Sabtu, 30 Juli 2016

JOC goes to Japan 2 - Part 3: Zero Emission Industrial Area in Kawasaki City



Kawasan industri, saat mendengar kata ini yang terbayang adalah kawasan yang dipenuhi oleh pabrik. Mendengar kata pabrik pasti tak lepas dari namanya polusi dan limbah. Dalam kunjungan delegasi JOC ke Jepang kali ini kami berkesempatan untuk melakukan tur di sekitar Teluk Tokyo untuk melihat secara langsung Kawasaki Industrial Area dari atas kapal.

Kapal yang membawa para delegasi untuk tur di sekitar Teluk Tokyo
 
Di Kota Kawasaki banyak dibangun pabrik, mulai dari pengolahan makanan hingga logam, dan juga banyak dibangun pembangkit listrik. Karena itu pula kawasan ini banyak menghasilkan sampah dan limbah. Sebagian besar pabrik-pabrik tersebut dibangun di atas lahan reklamasi yang dibangun sejak tahun 1908.

Untuk menciptakan lingkungan yang nyaman bagi warga sekitar dan juga menjaga kelestarian lingkungan, kawasan ini dijadikan sebagai kawasan "Zero Emission Industrial Area". Melalui peraturan yang ketat, setiap industri diwajibkan mengikuti aturan yang ada agar limbah yang dihasilkan tidak berbahaya bagi lingkungan dan juga tidak menghasilkan polusi. Karena tidak adanya polusi, menjadikan kawasan ini sebagai salah satu tempat wisata yang menggabungkan konsep ramah lingkungan dan industri.

Terdapat pabrik-pabrik pengolahan buah-buahan impor, pengolahan logam, dan industri lainnya yang sebagian besar merupakan industri pengolahan barang-barang impor. Secara garis besar industri di kawasan ini mengolah bahan baku impor menjadi sesuatu yang kelak didistribusikan ke seluruh Jepang dan diekspor ke luar negeri. Di kawasan ini juga terdapat pabrik pengolahan batu bara, yang meskipun berada di tempat terbuka dan di pinggir daerah perairan, namun tak sedikitpun perairan di sekitar pabrik tercemar. Terdapat pula area pengolahan limbah logam yang hasilnya diekspor ke Tiongkok.

Salah satu pelabuhan bongkar muat yang ada di Kawasaki

 Di beberapa area dibangun hutan dan taman kota sebagai area penghijauan di kawasan industri tersebut.

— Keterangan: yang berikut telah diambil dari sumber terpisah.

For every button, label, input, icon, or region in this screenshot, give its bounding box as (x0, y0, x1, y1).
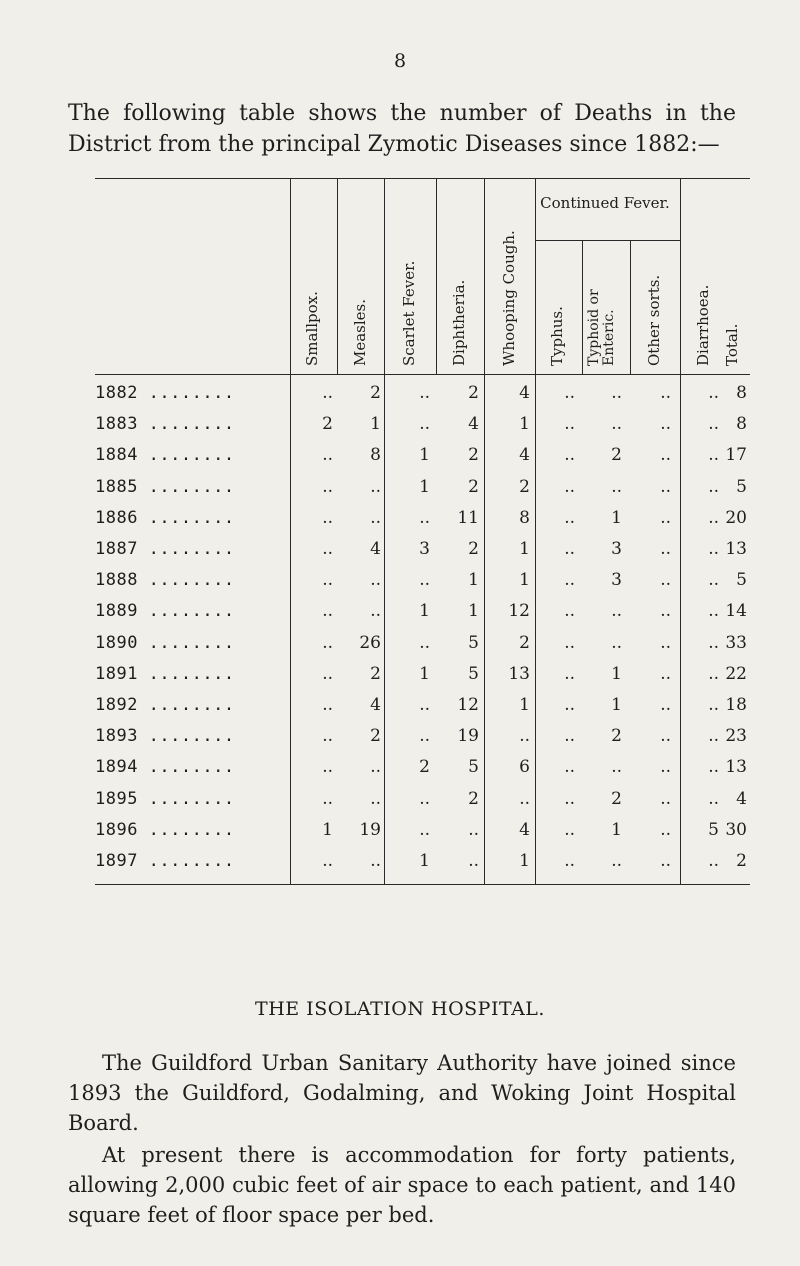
table-cell: 1 (519, 414, 530, 434)
table-cell: .. (708, 508, 719, 528)
table-cell: 2 (611, 726, 622, 746)
table-cell: 1 (370, 414, 381, 434)
row-year: 1897 ........ (95, 851, 235, 871)
table-cell: .. (322, 633, 333, 653)
table-cell: 2 (611, 789, 622, 809)
table-cell: .. (660, 508, 671, 528)
table-cell: .. (708, 633, 719, 653)
header-continued-fever: Continued Fever. (540, 194, 670, 212)
table-cell: .. (708, 601, 719, 621)
row-year: 1894 ........ (95, 757, 235, 777)
table-cell: .. (611, 851, 622, 871)
table-cell: 12 (457, 695, 479, 715)
table-cell: 13 (725, 539, 747, 559)
table-cell: .. (611, 757, 622, 777)
page-number: 8 (393, 50, 407, 72)
table-cell: .. (419, 414, 430, 434)
table-cell: .. (708, 539, 719, 559)
table-cell: .. (370, 851, 381, 871)
table-cell: .. (370, 789, 381, 809)
table-cell: 2 (736, 851, 747, 871)
table-cell: .. (322, 445, 333, 465)
table-cell: .. (564, 477, 575, 497)
table-cell: 4 (468, 414, 479, 434)
table-cell: .. (419, 570, 430, 590)
row-year: 1889 ........ (95, 601, 235, 621)
table-cell: .. (564, 664, 575, 684)
table-cell: 1 (519, 570, 530, 590)
table-cell: .. (322, 570, 333, 590)
table-cell: .. (708, 414, 719, 434)
table-cell: .. (419, 820, 430, 840)
table-cell: .. (708, 383, 719, 403)
table-cell: .. (564, 383, 575, 403)
table-cell: .. (322, 383, 333, 403)
table-cell: .. (564, 633, 575, 653)
table-cell: .. (419, 695, 430, 715)
table-cell: 5 (468, 633, 479, 653)
table-cell: 1 (468, 601, 479, 621)
table-cell: 13 (508, 664, 530, 684)
table-cell: .. (370, 757, 381, 777)
deaths-table (95, 178, 750, 886)
table-cell: 1 (519, 695, 530, 715)
table-cell: 1 (611, 664, 622, 684)
table-cell: 33 (725, 633, 747, 653)
header-typhus: Typhus. (548, 306, 566, 366)
table-cell: .. (660, 477, 671, 497)
table-cell: 1 (419, 445, 430, 465)
table-cell: .. (519, 726, 530, 746)
table-cell: 1 (468, 570, 479, 590)
intro-text: The following table shows the number of Deaths in the District from the principal Zymotic Diseases since 1882:— (68, 101, 736, 157)
table-cell: .. (660, 695, 671, 715)
table-cell: .. (708, 851, 719, 871)
table-cell: 3 (419, 539, 430, 559)
table-cell: .. (564, 414, 575, 434)
header-bottom-rule (95, 374, 750, 375)
table-cell: 19 (457, 726, 479, 746)
table-cell: 1 (419, 477, 430, 497)
table-cell: 2 (468, 445, 479, 465)
table-cell: .. (370, 570, 381, 590)
col-rule (484, 178, 485, 884)
row-year: 1885 ........ (95, 477, 235, 497)
table-cell: 1 (611, 508, 622, 528)
table-cell: .. (468, 851, 479, 871)
table-cell: .. (660, 664, 671, 684)
table-cell: 26 (359, 633, 381, 653)
col-rule (337, 178, 338, 374)
table-cell: .. (708, 789, 719, 809)
table-top-rule (95, 178, 750, 179)
col-rule (582, 240, 583, 374)
table-cell: 20 (725, 508, 747, 528)
table-cell: .. (660, 414, 671, 434)
row-year: 1886 ........ (95, 508, 235, 528)
table-cell: .. (708, 695, 719, 715)
table-cell: 6 (519, 757, 530, 777)
table-cell: 2 (468, 383, 479, 403)
table-cell: 1 (519, 539, 530, 559)
table-cell: 18 (725, 695, 747, 715)
table-cell: .. (660, 789, 671, 809)
row-year: 1895 ........ (95, 789, 235, 809)
table-cell: 5 (468, 664, 479, 684)
table-cell: .. (564, 601, 575, 621)
table-cell: .. (564, 445, 575, 465)
table-cell: .. (708, 445, 719, 465)
table-cell: .. (708, 726, 719, 746)
table-cell: 8 (736, 414, 747, 434)
table-cell: 5 (708, 820, 719, 840)
col-rule (290, 178, 291, 884)
table-cell: .. (660, 820, 671, 840)
col-rule (630, 240, 631, 374)
table-cell: .. (564, 820, 575, 840)
table-cell: 2 (370, 664, 381, 684)
table-cell: .. (564, 757, 575, 777)
table-cell: 4 (519, 445, 530, 465)
table-cell: .. (564, 851, 575, 871)
table-cell: .. (370, 601, 381, 621)
row-year: 1887 ........ (95, 539, 235, 559)
table-cell: .. (322, 539, 333, 559)
table-cell: 2 (468, 539, 479, 559)
table-cell: .. (611, 477, 622, 497)
table-cell: 2 (419, 757, 430, 777)
table-cell: 2 (370, 383, 381, 403)
table-cell: .. (468, 820, 479, 840)
table-cell: 30 (725, 820, 747, 840)
row-year: 1892 ........ (95, 695, 235, 715)
table-cell: 2 (611, 445, 622, 465)
table-cell: .. (660, 383, 671, 403)
table-cell: 3 (611, 539, 622, 559)
table-cell: 2 (468, 789, 479, 809)
table-cell: .. (611, 414, 622, 434)
table-cell: 11 (457, 508, 479, 528)
header-diarrhoea: Diarrhoea. (694, 284, 712, 366)
table-cell: .. (611, 601, 622, 621)
table-cell: 4 (519, 820, 530, 840)
header-scarlet-fever: Scarlet Fever. (400, 260, 418, 366)
table-cell: .. (322, 664, 333, 684)
table-cell: 2 (322, 414, 333, 434)
table-cell: .. (660, 445, 671, 465)
table-cell: 14 (725, 601, 747, 621)
table-cell: .. (564, 539, 575, 559)
table-cell: 8 (736, 383, 747, 403)
table-cell: .. (322, 508, 333, 528)
row-year: 1888 ........ (95, 570, 235, 590)
table-cell: 1 (611, 820, 622, 840)
col-rule (436, 178, 437, 374)
row-year: 1882 ........ (95, 383, 235, 403)
table-cell: 2 (519, 477, 530, 497)
table-cell: 1 (611, 695, 622, 715)
table-cell: .. (708, 664, 719, 684)
table-cell: 22 (725, 664, 747, 684)
row-year: 1890 ........ (95, 633, 235, 653)
table-cell: 23 (725, 726, 747, 746)
row-year: 1891 ........ (95, 664, 235, 684)
table-cell: .. (419, 383, 430, 403)
table-cell: .. (322, 851, 333, 871)
table-cell: 5 (736, 477, 747, 497)
table-cell: 5 (468, 757, 479, 777)
table-cell: 17 (725, 445, 747, 465)
header-measles: Measles. (351, 298, 369, 366)
table-cell: .. (322, 726, 333, 746)
table-cell: 4 (736, 789, 747, 809)
table-cell: 8 (370, 445, 381, 465)
table-cell: 4 (519, 383, 530, 403)
table-cell: .. (519, 789, 530, 809)
row-year: 1896 ........ (95, 820, 235, 840)
table-cell: 5 (736, 570, 747, 590)
table-cell: .. (564, 726, 575, 746)
row-year: 1893 ........ (95, 726, 235, 746)
table-cell: .. (419, 508, 430, 528)
table-cell: .. (660, 539, 671, 559)
table-cell: .. (419, 633, 430, 653)
group-header-rule (535, 240, 680, 241)
col-rule (680, 178, 681, 884)
table-cell: .. (322, 477, 333, 497)
table-cell: .. (322, 757, 333, 777)
section-heading: THE ISOLATION HOSPITAL. (255, 998, 545, 1020)
header-other-sorts: Other sorts. (645, 274, 663, 366)
table-cell: 1 (419, 601, 430, 621)
table-cell: .. (564, 508, 575, 528)
header-typhoid-line2: Enteric. (601, 309, 617, 366)
table-cell: 4 (370, 695, 381, 715)
table-cell: .. (660, 851, 671, 871)
table-cell: .. (419, 789, 430, 809)
table-cell: .. (611, 633, 622, 653)
table-cell: .. (322, 601, 333, 621)
table-cell: .. (660, 757, 671, 777)
table-cell: 8 (519, 508, 530, 528)
table-cell: .. (419, 726, 430, 746)
table-cell: 2 (468, 477, 479, 497)
table-cell: .. (370, 508, 381, 528)
paragraph-1: The Guildford Urban Sanitary Authority have joined since 1893 the Guildford, Godalming, and Woking Joint Hospital Board. (68, 1051, 736, 1135)
table-cell: .. (611, 383, 622, 403)
row-year: 1883 ........ (95, 414, 235, 434)
table-cell: 4 (370, 539, 381, 559)
table-cell: 1 (519, 851, 530, 871)
table-cell: .. (564, 695, 575, 715)
table-cell: .. (322, 695, 333, 715)
col-rule (384, 178, 385, 884)
table-cell: .. (370, 477, 381, 497)
paragraph-2: At present there is accommodation for forty patients, allowing 2,000 cubic feet of air space to each patient, and 140 square feet of floor space per bed. (68, 1143, 736, 1227)
col-rule (535, 178, 536, 884)
table-cell: .. (322, 789, 333, 809)
table-cell: .. (660, 570, 671, 590)
table-cell: 1 (419, 664, 430, 684)
table-cell: 2 (519, 633, 530, 653)
table-cell: .. (708, 757, 719, 777)
table-cell: .. (708, 477, 719, 497)
table-cell: 2 (370, 726, 381, 746)
header-diphtheria: Diphtheria. (450, 279, 468, 366)
header-smallpox: Smallpox. (303, 291, 321, 366)
table-cell: 3 (611, 570, 622, 590)
table-cell: 12 (508, 601, 530, 621)
table-cell: .. (564, 570, 575, 590)
table-cell: 1 (322, 820, 333, 840)
table-cell: .. (660, 601, 671, 621)
table-cell: .. (708, 570, 719, 590)
table-cell: .. (660, 633, 671, 653)
table-cell: 19 (359, 820, 381, 840)
table-cell: 13 (725, 757, 747, 777)
header-typhoid-line1: Typhoid or (586, 289, 602, 366)
header-total: Total. (723, 323, 741, 366)
table-cell: .. (660, 726, 671, 746)
header-whooping-cough: Whooping Cough. (500, 230, 518, 366)
table-bottom-rule (95, 884, 750, 885)
row-year: 1884 ........ (95, 445, 235, 465)
table-cell: .. (564, 789, 575, 809)
table-cell: 1 (419, 851, 430, 871)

Beberapa taman kota dilengkapi dengan area memancing yang dapat dinikmati masyarakat umum di sekitar kawasan selama 24 jam setiap harinya. Meskipun kawasan tersebut dibangun di atas lahan reklamasi, ekosistem di perairan di sekitarnya tetap terjaga sehingga masyarakat masih bisa memancing di sekitar kawasan tersebut tanpa takut ikan-ikan yang mereka tangkap tercemar.

Salah satu taman kota di sekitar kawasan yang dilengkapi dengan area memancing

Hutan kota di sekitar kawasan industri sebagai upaya penghijauan
 
Proses pembangunan reklamasi masih berlangsung di kawasan ini dan lahan reklamasi ini merupakan tempat pembuangan akhir sampah (abu) hasil dari pembakaran di incineration. Tempat pembuangan akhir yang kelak akan menjadi lahan reklamasi ini diperkirakan masih bisa menampung sampah hasil pembakaran hingga 50 tahun ke depan. Lahan ini merupakan lahan reklamasi terakhir yang dibangun di kawasan ini.

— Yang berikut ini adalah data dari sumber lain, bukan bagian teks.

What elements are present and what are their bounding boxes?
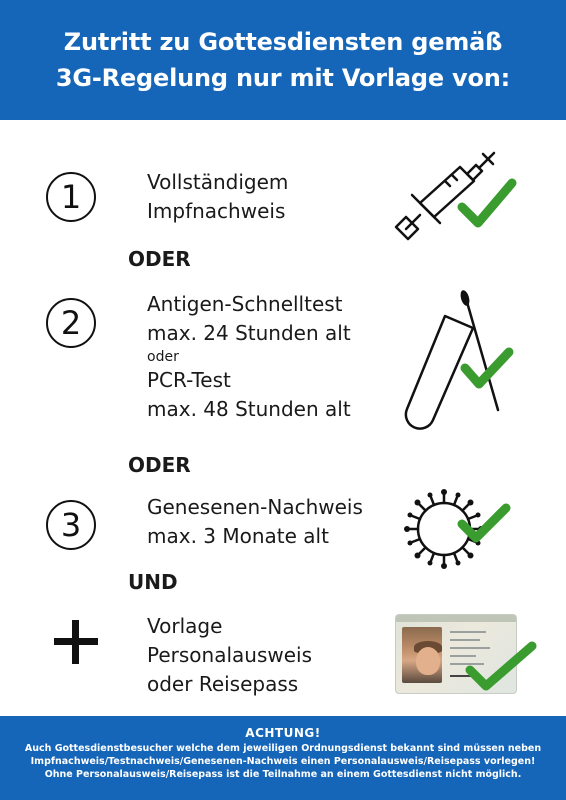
item-2-line: oder <box>147 349 179 365</box>
item-4-text <box>147 612 312 699</box>
item-1-line: Vollständigem <box>147 170 289 194</box>
separator-oder-1: ODER <box>128 247 191 271</box>
syringe-icon <box>390 145 520 245</box>
footer-title: ACHTUNG! <box>245 726 321 740</box>
footer-line: Impfnachweis/Testnachweis/Genesenen-Nachweis einen Personalausweis/Reisepass vorlegen! <box>30 756 536 767</box>
separator-und: UND <box>128 570 178 594</box>
footer-line: Ohne Personalausweis/Reisepass ist die Teilnahme an einem Gottesdienst nicht möglich. <box>44 769 522 780</box>
item-1-text <box>147 168 288 226</box>
footer-banner <box>0 716 566 800</box>
check-icon <box>462 640 542 696</box>
plus-icon <box>54 625 98 659</box>
item-1-line: Impfnachweis <box>147 199 286 223</box>
virus-icon <box>402 486 522 572</box>
header-title-line1: Zutritt zu Gottesdiensten gemäß <box>63 28 503 56</box>
number-circle-1: 1 <box>46 172 96 222</box>
item-2-text <box>147 290 351 424</box>
footer-notice <box>0 742 566 781</box>
item-4-line: oder Reisepass <box>147 672 299 696</box>
item-2-line: PCR-Test <box>147 368 231 392</box>
item-2-line: Antigen-Schnelltest <box>147 292 343 316</box>
item-4-line: Vorlage <box>147 614 223 638</box>
item-3-line: Genesenen-Nachweis <box>147 495 363 519</box>
number-circle-2: 2 <box>46 298 96 348</box>
item-2-line: max. 48 Stunden alt <box>147 397 351 421</box>
item-3-text <box>147 493 363 551</box>
number-circle-3: 3 <box>46 500 96 550</box>
header-banner <box>0 0 566 120</box>
header-title-line2: 3G-Regelung nur mit Vorlage von: <box>55 64 511 92</box>
item-2-line: max. 24 Stunden alt <box>147 321 351 345</box>
item-3-line: max. 3 Monate alt <box>147 524 329 548</box>
test-tube-swab-icon <box>395 288 515 438</box>
separator-oder-2: ODER <box>128 453 191 477</box>
footer-line: Auch Gottesdienstbesucher welche dem jeweiligen Ordnungsdienst bekannt sind müssen neben <box>24 743 542 754</box>
item-4-line: Personalausweis <box>147 643 313 667</box>
check-icon <box>462 183 512 223</box>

Perairan yang akan dijadikan lahan reklamasi berikutnya
 
Banyak pesawat terbang lalu lalang karena kawasan yang berdekatan dengan Bandar Udara Haneda

Salah satu landasan pesawat di Bandar Udara Haneda yang dibangun di atas laut

Sebagai sebuah kawasan industri yang dibangun di atas lahan reklamasi, Kota Kawasaki berusaha untuk tetap menjaga lingkungan dengan memperbaiki sistem di setiap industri agar tidak menghasilkan polusi ataupun limbah yang berbahaya bagi lingkungan. Kawasan ini dijadikan sebagai salah satu area pariwisata yang menggabungkan antara industri dan lingkungan yang dapat dinikmati oleh masyarakat dari segala usia. 

Dengan menerapkan teknologi dan sistem yang baik, maka dapat diciptakan sebuah kawasan industri yang ramah lingkungan. Untuk mewujudkannya perlu kerjasama antara semua pihak, baik pemerintah, swasta, dan masyarakat umum. Swasta sebagai pelaku industri tidak hanya memikirkan tentang keuntungan, namun perlu konsentrasi juga terhadap masalah lingkungan. Karena jika lingkungan lestari, maka bisnis juga akan berjalan dengan baik.